Amors Verwirrungen: Liebesfluchten
Sieben aufwühlende, hintergründige Geschichten über die Liebe in all
ihren Formen.
„Das Mädchen mit der Eidechse“ erzählt von einem jungen Mann, auf dem
das Erbe eines verschollenen Gemäldes schwer lastet.
„Der Seitensprung“ breitet vor uns das Panorama einer belasteten Ehe
aus, indem sie mit einem guten Freund der Familie schläft, entlarvt die Frau
das Lügenkonstrukt ihres Mannes.
Ein alter Mann muss in „Der Andere“ entdecken, dass seine mittlerweile
verstorbene Ehefrau eine Affäre hatte. Er macht sich auf, den Hochstapler
kennen zu lernen, entdeckt dadurch aber auch ganz neue Seiten an seiner Frau.
Von heillosen Verstrickungen in Affären, der Flucht vor dem den
Protagonisten immer mehr einengenden und überfordernden Leben und schließlich
einer unerwarteten Wendung lesen wir in „Zuckererbsen“.
„Die Beschneidung“ handelt von einer schon zu Beginn zum Scheitern
verurteilten jungen Liebe, nicht zuletzt von der zerstörerischen Kraft des
Vorurteils.
Die Liebe eines Vaters zu seinem Sohn, sein Bedauern, ihm nie ein
besserer Vater gewesen zu sein, eine engere Bindung mit seinem Sohn aufgebaut
zu haben, das thematisiert „Der Sohn“.
Am Ende steht „Die Frau an der Tankstelle“: In dieser Geschichte
erfahren wir von einem mutigen Aufbruch, einem Ausbruch aus einem bisher
gewöhnlichem Leben, um der Verheißung von Liebe aus einem wiederkehrenden Traum
zu folgen.
Erst durch dieses wunderschöne kleine, leinengebundene Büchlein mit
Geschichten habe ich Bernhard Schlink für mich entdeckt.
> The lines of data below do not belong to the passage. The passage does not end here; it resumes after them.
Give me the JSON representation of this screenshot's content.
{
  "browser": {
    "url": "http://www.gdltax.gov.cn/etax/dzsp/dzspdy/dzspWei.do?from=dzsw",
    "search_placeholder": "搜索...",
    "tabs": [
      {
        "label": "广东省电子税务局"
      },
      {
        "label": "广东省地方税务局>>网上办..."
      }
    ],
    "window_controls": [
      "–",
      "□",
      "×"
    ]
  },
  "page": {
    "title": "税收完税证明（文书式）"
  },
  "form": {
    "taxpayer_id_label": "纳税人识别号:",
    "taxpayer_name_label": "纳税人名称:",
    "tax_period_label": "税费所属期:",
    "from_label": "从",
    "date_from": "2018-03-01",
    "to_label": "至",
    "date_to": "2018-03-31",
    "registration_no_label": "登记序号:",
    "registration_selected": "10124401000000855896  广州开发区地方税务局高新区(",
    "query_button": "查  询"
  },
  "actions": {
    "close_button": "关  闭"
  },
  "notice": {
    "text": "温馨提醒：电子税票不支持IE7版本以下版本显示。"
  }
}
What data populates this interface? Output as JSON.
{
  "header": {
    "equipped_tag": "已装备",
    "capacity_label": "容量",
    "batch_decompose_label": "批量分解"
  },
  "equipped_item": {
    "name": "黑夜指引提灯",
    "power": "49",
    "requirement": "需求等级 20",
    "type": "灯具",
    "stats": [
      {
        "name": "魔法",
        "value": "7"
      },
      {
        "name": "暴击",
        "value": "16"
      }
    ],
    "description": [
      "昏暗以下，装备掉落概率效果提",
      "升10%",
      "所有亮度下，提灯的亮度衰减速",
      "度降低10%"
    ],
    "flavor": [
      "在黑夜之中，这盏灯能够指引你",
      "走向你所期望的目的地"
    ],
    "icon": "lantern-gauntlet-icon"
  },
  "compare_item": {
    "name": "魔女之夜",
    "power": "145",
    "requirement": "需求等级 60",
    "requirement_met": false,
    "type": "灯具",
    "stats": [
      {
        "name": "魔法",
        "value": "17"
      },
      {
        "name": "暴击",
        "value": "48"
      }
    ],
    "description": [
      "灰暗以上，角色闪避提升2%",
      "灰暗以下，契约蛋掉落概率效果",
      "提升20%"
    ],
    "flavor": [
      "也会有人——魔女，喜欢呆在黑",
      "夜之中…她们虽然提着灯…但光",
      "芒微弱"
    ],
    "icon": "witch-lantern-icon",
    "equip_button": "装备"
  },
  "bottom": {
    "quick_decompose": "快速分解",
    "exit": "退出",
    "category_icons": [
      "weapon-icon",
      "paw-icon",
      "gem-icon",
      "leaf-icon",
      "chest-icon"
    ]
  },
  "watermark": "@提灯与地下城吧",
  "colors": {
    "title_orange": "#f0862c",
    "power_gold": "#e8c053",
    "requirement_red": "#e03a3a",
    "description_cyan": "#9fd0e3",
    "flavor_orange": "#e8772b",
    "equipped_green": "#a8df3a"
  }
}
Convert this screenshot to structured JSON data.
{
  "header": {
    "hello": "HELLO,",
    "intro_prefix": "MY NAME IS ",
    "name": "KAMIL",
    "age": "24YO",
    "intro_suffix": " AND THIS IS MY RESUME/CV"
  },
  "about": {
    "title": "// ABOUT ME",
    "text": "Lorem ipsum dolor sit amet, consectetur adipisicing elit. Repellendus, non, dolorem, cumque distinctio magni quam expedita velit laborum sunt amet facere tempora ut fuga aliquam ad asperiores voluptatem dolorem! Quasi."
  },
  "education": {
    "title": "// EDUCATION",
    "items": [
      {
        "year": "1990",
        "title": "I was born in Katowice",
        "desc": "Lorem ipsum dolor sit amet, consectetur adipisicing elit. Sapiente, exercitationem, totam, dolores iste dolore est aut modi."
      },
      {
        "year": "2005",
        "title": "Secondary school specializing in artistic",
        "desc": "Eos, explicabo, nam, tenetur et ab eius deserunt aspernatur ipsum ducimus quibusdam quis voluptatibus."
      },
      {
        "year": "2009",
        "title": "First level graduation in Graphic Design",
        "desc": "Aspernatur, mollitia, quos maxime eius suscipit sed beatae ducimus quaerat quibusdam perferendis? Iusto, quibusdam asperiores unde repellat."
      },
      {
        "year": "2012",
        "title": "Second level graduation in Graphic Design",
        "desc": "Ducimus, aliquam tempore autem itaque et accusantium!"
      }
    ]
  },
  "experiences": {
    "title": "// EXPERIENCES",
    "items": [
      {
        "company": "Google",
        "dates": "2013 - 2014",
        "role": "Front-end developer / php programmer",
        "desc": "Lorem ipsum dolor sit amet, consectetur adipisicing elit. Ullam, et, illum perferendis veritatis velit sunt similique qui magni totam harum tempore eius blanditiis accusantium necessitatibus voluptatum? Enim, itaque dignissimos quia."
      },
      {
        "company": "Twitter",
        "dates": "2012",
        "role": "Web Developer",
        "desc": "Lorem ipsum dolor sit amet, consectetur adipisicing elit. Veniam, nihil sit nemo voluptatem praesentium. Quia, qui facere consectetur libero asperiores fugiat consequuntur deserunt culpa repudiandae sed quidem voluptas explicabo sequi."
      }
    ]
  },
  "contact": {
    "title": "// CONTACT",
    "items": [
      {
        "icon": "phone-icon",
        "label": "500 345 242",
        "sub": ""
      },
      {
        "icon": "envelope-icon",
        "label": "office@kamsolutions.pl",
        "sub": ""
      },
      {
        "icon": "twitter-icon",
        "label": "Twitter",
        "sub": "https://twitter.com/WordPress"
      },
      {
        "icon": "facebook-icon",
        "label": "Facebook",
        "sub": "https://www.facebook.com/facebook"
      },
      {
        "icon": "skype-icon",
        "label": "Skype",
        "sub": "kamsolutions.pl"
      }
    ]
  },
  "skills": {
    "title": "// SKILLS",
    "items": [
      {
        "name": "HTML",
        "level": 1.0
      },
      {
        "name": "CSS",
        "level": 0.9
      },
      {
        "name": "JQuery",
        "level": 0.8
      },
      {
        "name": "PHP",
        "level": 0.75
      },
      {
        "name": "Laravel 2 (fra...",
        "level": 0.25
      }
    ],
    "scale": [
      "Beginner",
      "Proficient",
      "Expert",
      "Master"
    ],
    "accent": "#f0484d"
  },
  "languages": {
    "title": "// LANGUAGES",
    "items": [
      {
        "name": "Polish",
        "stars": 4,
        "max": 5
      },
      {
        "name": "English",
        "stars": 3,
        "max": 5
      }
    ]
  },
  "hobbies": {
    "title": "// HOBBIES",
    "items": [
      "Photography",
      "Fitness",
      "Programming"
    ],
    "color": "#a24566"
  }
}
Mit dem „Vorleser“
konnte ich mich nie so wirklich anfreunden, da er thematisch zu den
Romanstoffen zählt, welche ich persönlich ungeheuer ermüdend finde – die
Deutsche Nachkriegsliteratur hat die Angewohnheit, sich, notorisch so scheint
es mir, in der Schuldthematik zu suhlen. Damit bin ich nie so wirklich warm
geworden, weshalb mir auch Schlinks „Der Vorleser“ suspekt blieb. Mit diesen
grandiosen „Liebesfluchten“ aber, ebenso wie mit einem weiteren Band an
Geschichten, den „Sommerlügen“, und zuletzt mit „Die Frau auf der Treppe“ hat
mich Bernhard Schlink dann doch noch als Leserin gewonnen – noch mehr, als
begeisterte Liebhaberin seiner Kunst. Den „Vorleser“ wird man trotzdem niemals
in meinem Regal finden, tut mir Leid, Herr Schlink :)
Mit wohlgewählten Worten, einer ruhigen Art des Erzählens, verleiht
Bernhard Schlink jedem seiner Protagonisten eine ganz individuelle, eigene
Stimme, unter der jedoch stets ganz zurückhaltend und reduziert der Stil eines
großen Autors hindurchscheint.
Liebe als Thema ist nicht neu - die Formen und Verwirrungen, welche
uns Bernhard Schlink in diesen Geschichten jedoch schildert, sind
außergewöhnlich.
Besonders beeindruckt hat mich „Die Beschneidung“, gerade weil diese
Geschichte in der endlosen Schuldthematik der Deutschen einen neuen Blickwinkel
wagt. Jede dieser Geschichten ist ein in sich abgeschlossener,
formvollendeter kleiner Kosmos, den es zu entdecken, zu bestaunen und für sich
als Leser zu erobern gilt. Diese Geschichten sind im Grunde schon fast kleine
Romane, die auf engstem Raum große Kunst in sich vereinen.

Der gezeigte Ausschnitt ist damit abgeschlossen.